Tanto a história de Brian como a de Stephen é contada em detalhes tão improváveis que é impossível não rir. Mesmo nas piores situações, David Nicholls convida o leitor a lidar com as adversidades de forma bem humorada, como se a empatia pelos personagens atrapalhados fosse um motivo para perseverar em nossas lutas - e igualmente evitar o caminho por eles escolhido. Ambos os personagens (assim como o excêntrico Douglas, de Nós) convivem neste universo de segundas chances e recomeços, não importa se aos quinze, trinta ou cinquenta, e esta 'característica' do autor talvez seja uma de minhas maiores motivações em conhecer mais de sua obra. Para uma observação um tanto menos 'otimista', acrescento: não gostei muito dos desfechos das histórias de Brian e Stephen. Até entendo que ambos foram condizentes com a trajetória de seus personagens, e Nicholls foi generoso em permitir algumas surpresas em cada história; difícil comentar sem spoilers, mas posso dizer que há um final um tanto acelerado para cada personagem, como se tanto o autor como Brian, Stephen e o leitor em uníssono dissessem: "então é isso, chega de tristeza, 'bora pensar positivo que alguma coisa a partir de agora vai ter que dar certo".
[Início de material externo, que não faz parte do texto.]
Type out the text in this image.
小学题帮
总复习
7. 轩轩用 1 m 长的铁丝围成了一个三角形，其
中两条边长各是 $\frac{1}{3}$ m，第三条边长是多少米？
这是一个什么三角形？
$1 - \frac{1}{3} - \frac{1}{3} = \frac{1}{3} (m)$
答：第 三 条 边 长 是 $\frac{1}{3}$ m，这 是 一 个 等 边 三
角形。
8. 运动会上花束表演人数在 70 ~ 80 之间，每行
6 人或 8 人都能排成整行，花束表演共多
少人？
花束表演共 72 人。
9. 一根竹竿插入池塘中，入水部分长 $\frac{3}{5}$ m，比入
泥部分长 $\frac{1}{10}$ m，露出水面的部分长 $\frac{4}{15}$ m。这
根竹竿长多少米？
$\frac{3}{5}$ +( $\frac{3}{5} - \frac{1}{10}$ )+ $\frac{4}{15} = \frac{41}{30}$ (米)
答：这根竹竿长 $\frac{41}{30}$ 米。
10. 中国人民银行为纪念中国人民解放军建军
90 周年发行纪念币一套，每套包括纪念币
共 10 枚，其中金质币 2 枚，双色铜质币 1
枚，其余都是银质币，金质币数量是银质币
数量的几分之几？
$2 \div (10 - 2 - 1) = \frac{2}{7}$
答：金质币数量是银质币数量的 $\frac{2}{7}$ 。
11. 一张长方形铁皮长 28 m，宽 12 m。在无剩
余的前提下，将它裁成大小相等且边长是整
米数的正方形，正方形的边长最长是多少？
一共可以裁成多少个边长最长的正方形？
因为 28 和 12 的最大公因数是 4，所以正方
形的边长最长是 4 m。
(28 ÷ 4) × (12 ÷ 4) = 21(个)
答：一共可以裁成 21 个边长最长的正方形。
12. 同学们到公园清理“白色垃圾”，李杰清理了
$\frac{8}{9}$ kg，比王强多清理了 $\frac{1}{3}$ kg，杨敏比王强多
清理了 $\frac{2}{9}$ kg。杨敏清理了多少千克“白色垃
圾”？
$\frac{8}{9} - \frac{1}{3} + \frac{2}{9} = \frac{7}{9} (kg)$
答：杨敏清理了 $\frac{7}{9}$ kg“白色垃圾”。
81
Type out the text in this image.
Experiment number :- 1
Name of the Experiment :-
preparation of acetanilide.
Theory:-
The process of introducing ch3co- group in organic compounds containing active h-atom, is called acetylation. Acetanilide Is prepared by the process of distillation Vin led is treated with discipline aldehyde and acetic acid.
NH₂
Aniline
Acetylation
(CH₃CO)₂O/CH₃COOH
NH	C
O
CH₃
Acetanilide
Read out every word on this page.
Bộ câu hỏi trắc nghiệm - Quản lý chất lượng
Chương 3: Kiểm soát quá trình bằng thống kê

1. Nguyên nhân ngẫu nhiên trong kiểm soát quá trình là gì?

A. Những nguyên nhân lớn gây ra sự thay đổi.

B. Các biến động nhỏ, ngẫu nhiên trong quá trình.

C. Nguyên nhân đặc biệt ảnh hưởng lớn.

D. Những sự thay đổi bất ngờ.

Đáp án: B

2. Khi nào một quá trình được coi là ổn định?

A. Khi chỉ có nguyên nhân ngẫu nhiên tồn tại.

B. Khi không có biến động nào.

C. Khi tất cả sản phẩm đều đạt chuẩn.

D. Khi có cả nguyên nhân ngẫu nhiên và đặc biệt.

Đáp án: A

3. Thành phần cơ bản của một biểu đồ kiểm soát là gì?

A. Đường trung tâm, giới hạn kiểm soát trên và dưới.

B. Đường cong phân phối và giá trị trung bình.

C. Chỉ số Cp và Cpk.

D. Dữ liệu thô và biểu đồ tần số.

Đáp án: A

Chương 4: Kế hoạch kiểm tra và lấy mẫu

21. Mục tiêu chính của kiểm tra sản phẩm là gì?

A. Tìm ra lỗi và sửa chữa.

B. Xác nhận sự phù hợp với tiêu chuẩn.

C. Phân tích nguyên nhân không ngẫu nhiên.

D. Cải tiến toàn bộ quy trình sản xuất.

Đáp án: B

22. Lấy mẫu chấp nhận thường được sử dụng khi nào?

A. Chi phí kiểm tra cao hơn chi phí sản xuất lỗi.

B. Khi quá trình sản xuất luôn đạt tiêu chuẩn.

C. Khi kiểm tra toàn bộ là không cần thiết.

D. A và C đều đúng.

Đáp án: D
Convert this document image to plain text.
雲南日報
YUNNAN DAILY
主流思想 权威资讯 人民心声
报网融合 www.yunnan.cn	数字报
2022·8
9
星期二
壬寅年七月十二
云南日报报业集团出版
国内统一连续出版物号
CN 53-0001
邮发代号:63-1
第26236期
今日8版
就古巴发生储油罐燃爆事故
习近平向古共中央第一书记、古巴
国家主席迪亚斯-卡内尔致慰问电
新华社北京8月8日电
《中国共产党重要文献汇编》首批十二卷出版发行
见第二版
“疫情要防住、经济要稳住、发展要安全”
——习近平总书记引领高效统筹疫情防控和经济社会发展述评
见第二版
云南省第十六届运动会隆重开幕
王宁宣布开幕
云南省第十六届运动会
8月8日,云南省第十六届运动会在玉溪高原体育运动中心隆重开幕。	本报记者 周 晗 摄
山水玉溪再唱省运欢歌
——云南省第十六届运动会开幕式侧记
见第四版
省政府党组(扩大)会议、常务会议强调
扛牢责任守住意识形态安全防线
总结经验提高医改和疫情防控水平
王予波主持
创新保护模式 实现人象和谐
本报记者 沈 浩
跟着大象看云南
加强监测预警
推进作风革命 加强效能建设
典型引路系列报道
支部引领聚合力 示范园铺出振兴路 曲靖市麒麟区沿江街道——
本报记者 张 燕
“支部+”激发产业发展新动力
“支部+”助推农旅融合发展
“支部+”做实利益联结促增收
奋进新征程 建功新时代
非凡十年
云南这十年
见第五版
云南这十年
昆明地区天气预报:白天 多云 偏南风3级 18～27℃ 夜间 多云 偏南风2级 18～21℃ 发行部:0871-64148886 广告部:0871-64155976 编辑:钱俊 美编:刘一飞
O que não deixa de ser um bom conselho.


David Nicholls. O Substituto. RJ: Intrínseca, 2013.
_____. Resposta Certa. RJ: Intrínseca, 2012.

Um comentário:

  1. Rebequinha, sabe que o David é um autor que não me cativou. Eu fiquei decepcionada com o UM DIA. Não gostei da história. Achei o filme mais interessante, acredita? Vai entender. Mas acho que vou dar uma segunda chance pra ele um dia.